By Mark Jaffe, EUCI energy writer
Frosty New England may not seem the best region for full-scale home-heating electrification, but while such a move might double demand, it could reduce the combined cost of natural gas and electricity by 29%, according to a Massachusetts Institute of Technology (MIT) study.
With its cold winters, significant rural population, and a reliance on natural gas for both home heating and electric generation, New England does not appear to be the likeliest of regions for a massive shift to electric heating.
“Critics will say that electrification is never going to happen,” said Morgan Santoni-Colvin, an associate at Energy and Environmental Economics who worked on the MIT study. “It’s just too expensive.”
The problem is that so far, analyses have just looked at the cost on the electric side without looking at the savings on the natural gas side.
“We know that electrification will require large investments in the electricity infrastructure,” Santoni-Colvin said. “But what hasn’t been well-quantified in the literature is the savings that we generate on the natural gas side by doing that – so the system-level savings.”
For the grid, the shift to electric home-heating would be significant as most homes are now heated with natural gas. It would lead to an estimated increase in peak electric demand of between 56% and 156%.
In the MIT analysis’ high electrification scenario (80% of the region’s homes going to electric heat pumps by 2050), the peak residential demand alone could be comparable to the current New England system-wide peak of up to 26 gigawatts (GW).
Under this scenario, the residential sector’s peak would also shift from the summer – for summer cooling – to the winter for heating. The summer peak currently exceeds the winter by an average 1.2 GW. Under the high electrification scenario, the winter would top summer by 15 GW.
The regional numbers mask variation in some local areas. For example, less-populated regions, such as Vermont, Maine, and rural New Hampshire, would experience the greatest relative increases in peak load.
The winter load, however, can be reduced through a combination of energy efficiency initiatives, demand-side management, and load flexibility or peak reduction programs.
“Building envelope improvement (adding insulation and sealing air leaks), which improves thermal efficiency, can reduce the magnitude and duration of peak electric demand, as well as annual electric demand,” the study said.
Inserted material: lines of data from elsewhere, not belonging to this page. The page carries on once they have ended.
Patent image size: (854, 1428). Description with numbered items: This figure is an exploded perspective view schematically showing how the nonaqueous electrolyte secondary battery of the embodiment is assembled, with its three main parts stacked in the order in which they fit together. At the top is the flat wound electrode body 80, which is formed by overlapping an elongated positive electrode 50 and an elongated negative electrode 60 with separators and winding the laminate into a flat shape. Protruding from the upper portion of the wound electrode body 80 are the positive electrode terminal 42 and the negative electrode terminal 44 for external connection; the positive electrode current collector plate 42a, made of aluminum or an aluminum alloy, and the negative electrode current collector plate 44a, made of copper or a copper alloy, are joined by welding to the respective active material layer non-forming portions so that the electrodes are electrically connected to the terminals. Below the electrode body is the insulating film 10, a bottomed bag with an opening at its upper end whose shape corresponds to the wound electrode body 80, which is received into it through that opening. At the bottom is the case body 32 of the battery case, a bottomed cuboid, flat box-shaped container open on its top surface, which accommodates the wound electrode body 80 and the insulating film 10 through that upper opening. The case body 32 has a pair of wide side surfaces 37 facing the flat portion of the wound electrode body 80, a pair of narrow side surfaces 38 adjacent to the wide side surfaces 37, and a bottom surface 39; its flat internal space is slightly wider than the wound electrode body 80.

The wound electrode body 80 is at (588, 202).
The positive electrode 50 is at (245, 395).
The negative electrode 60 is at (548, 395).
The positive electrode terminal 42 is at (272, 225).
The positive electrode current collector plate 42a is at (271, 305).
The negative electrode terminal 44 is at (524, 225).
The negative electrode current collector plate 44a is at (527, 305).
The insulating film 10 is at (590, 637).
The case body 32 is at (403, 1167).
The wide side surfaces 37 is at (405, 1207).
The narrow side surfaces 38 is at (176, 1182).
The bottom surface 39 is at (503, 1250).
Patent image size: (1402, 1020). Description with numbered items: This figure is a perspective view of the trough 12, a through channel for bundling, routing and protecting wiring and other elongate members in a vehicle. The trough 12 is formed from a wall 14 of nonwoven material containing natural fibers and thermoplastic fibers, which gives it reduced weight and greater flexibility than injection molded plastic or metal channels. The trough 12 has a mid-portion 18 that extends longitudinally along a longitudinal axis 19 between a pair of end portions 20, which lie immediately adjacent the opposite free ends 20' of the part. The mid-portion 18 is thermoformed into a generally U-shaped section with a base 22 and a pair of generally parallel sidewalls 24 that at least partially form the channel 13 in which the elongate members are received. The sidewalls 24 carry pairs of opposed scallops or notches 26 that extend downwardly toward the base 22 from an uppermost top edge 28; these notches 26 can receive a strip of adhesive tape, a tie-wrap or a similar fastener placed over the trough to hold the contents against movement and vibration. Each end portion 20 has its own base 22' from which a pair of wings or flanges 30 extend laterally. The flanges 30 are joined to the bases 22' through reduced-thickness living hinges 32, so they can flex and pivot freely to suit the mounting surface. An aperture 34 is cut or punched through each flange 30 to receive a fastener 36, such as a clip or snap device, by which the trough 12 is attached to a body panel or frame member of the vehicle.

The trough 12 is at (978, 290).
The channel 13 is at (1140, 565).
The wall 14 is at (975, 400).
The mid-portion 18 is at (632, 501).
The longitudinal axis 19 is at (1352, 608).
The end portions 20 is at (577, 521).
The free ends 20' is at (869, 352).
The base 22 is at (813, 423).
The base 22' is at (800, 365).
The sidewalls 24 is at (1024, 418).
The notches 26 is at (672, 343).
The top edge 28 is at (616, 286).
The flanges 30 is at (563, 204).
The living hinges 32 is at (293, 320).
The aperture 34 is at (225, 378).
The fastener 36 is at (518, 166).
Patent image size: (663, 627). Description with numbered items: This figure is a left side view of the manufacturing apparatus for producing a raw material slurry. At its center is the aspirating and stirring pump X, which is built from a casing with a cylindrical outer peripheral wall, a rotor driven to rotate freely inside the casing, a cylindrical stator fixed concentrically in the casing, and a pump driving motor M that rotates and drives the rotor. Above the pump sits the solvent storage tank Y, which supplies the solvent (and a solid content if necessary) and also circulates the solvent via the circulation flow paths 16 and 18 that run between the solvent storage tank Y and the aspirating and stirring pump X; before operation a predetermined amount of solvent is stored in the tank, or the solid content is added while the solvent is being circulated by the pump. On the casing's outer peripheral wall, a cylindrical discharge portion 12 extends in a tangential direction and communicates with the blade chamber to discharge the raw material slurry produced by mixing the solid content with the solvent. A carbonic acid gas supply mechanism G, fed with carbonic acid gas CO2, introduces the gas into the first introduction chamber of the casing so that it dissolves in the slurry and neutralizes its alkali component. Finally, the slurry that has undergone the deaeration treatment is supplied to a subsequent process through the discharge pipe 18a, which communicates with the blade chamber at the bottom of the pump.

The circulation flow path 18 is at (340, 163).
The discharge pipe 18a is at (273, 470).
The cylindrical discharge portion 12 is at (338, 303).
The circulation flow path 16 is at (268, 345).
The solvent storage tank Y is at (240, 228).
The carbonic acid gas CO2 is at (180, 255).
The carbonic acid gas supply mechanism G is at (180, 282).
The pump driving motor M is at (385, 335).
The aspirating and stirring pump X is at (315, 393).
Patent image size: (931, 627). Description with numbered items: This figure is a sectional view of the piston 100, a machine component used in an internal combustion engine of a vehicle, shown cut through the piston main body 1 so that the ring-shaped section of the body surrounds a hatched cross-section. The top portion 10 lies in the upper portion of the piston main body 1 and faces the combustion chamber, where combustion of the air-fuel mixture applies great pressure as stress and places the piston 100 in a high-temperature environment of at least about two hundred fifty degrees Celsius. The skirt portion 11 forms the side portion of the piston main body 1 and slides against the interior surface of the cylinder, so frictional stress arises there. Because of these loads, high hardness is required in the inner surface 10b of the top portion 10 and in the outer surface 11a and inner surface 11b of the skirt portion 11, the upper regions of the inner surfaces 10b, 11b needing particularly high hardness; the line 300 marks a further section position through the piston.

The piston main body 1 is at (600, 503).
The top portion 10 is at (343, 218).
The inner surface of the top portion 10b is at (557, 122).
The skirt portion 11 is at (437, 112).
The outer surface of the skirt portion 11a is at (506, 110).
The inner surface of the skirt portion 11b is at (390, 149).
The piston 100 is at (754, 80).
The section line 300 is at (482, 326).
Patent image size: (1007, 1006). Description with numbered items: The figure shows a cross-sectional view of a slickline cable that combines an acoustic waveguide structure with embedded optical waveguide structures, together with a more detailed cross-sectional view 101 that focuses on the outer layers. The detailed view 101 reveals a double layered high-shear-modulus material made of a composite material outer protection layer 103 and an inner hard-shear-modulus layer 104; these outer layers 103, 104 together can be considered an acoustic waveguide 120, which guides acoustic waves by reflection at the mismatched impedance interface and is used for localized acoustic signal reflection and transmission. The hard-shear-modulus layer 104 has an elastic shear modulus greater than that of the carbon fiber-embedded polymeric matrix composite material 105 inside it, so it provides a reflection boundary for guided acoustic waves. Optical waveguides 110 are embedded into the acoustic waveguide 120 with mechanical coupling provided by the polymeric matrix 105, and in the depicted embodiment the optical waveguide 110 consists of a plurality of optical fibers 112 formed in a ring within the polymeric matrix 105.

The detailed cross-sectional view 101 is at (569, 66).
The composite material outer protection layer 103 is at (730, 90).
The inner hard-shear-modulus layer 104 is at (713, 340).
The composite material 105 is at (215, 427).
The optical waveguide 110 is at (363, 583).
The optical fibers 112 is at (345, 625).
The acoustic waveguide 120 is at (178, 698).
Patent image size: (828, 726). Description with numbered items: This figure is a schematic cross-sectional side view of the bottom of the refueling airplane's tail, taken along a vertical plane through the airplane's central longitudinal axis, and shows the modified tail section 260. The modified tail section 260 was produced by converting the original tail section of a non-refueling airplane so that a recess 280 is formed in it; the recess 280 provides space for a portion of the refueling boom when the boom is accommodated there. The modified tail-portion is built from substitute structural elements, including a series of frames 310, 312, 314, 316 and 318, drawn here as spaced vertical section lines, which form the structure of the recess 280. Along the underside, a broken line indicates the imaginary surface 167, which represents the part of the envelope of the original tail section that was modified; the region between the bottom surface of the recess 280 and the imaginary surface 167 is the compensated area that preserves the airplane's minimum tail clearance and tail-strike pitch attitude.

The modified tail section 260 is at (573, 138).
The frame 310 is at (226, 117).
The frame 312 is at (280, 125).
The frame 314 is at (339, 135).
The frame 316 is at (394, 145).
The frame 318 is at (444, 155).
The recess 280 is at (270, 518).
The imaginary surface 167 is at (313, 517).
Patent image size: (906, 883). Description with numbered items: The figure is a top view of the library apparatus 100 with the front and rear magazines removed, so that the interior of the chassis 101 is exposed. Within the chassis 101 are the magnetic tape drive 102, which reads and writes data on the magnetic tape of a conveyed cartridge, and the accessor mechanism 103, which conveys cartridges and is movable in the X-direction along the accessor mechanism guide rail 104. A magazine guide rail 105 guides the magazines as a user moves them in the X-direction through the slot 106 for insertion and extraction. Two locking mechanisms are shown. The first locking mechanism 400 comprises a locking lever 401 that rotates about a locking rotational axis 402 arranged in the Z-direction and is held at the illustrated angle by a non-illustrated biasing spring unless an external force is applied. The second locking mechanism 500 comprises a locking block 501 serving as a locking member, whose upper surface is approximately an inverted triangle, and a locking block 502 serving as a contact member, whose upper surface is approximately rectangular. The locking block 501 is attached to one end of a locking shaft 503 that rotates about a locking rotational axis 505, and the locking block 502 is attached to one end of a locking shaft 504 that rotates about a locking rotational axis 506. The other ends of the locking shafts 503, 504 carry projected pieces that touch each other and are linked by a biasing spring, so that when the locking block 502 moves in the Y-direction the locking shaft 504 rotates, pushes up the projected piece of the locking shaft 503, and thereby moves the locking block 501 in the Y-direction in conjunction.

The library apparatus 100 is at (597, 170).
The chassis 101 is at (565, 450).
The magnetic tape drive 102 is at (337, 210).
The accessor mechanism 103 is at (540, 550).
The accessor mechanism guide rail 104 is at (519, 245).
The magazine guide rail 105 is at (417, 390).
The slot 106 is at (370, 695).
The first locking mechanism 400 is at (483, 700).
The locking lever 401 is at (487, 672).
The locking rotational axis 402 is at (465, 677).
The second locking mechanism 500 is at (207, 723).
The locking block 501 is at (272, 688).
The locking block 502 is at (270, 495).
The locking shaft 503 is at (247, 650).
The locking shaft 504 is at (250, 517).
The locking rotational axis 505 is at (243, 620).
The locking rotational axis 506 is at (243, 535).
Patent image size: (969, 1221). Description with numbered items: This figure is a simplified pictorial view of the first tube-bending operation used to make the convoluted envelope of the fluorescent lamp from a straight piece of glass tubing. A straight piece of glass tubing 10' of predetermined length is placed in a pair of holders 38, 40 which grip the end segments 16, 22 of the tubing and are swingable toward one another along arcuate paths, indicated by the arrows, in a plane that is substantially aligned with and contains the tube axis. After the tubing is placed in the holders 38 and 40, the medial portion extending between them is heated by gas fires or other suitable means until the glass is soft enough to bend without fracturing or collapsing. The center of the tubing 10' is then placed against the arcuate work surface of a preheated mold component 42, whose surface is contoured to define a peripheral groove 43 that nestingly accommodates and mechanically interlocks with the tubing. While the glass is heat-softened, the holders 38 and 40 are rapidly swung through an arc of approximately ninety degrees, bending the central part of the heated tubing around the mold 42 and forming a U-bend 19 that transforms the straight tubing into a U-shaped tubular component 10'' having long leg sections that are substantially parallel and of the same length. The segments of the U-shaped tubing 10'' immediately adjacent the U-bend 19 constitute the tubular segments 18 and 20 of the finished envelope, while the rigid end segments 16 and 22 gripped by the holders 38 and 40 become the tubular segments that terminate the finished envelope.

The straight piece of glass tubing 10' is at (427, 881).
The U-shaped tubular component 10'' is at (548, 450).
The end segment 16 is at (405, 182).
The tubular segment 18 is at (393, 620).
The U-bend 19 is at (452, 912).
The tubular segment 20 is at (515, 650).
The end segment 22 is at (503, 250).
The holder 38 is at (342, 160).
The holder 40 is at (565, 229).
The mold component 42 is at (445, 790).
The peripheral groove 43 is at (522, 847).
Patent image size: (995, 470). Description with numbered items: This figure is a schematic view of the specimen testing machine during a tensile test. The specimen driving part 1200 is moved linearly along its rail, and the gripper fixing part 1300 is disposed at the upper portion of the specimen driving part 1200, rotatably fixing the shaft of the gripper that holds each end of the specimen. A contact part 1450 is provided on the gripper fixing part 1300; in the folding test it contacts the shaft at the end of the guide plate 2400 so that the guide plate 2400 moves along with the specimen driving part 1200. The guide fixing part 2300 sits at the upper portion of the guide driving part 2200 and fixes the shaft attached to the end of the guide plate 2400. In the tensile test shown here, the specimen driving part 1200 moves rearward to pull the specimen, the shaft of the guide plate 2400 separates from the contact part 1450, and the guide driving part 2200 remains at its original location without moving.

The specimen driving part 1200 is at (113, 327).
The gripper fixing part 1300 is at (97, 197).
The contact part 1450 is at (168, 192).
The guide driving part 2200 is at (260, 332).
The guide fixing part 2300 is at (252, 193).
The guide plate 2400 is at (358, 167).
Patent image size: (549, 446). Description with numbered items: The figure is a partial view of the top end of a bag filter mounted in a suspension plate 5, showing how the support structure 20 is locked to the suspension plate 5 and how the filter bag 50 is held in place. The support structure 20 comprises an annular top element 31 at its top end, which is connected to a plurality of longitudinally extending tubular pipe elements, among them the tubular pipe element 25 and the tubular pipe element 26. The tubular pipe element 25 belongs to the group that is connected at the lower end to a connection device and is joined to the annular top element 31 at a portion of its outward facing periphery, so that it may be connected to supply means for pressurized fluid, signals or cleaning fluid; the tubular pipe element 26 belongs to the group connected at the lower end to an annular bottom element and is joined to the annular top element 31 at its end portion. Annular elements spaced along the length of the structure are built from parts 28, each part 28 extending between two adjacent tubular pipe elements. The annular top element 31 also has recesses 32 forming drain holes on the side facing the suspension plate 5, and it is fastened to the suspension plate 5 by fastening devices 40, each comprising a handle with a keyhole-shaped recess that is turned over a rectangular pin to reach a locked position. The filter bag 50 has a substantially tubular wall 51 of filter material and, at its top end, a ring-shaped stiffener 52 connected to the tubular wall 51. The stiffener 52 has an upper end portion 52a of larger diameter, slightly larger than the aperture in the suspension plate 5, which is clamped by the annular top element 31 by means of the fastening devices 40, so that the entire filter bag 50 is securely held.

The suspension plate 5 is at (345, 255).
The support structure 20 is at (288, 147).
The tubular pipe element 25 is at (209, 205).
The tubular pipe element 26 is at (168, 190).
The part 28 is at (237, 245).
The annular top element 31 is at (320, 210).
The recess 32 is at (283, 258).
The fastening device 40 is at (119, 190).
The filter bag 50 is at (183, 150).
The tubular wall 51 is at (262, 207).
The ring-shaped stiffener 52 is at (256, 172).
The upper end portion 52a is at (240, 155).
Employing demand-side measures, such as building envelope improvements under high electrification, can reduce the combined residential sector power-gas demand by 28% to 30% and yield 21% to 29% lower bulk power-gas system cost outcomes, the study calculated.
Demand flexibility programs – which can have some customers shift or defer electric use – can reduce the total system cost as much as another 6.3%.
Completely electrifying about 80% of homes in the region coupled with home-heating improvements, such as insulation, results, the study said, in the lowest combined residential power and gas demand – up to 30% lower than values in 2020, while reducing inter-annual variation in peak electricity demand.
Such a shift would also have a significant impact on greenhouse gas emissions from buildings, a sector which has lagged in reductions. While carbon dioxide emissions in the U.S. electric power sector dropped by 34% between 2005 and 2021, emissions in the building sector declined by only 18%.
Under the high adoption scenario, the MIT researchers estimate carbon dioxide emissions from New England homes would be cut 80% over 1990 levels.
“A theme of our findings is that a flexible, low-carbon electricity resource and/or low-carbon energy carrier will likely be needed to supply the energy demands of electrification cost-effectively while meeting decarbonization objectives in cold climates,” the study said.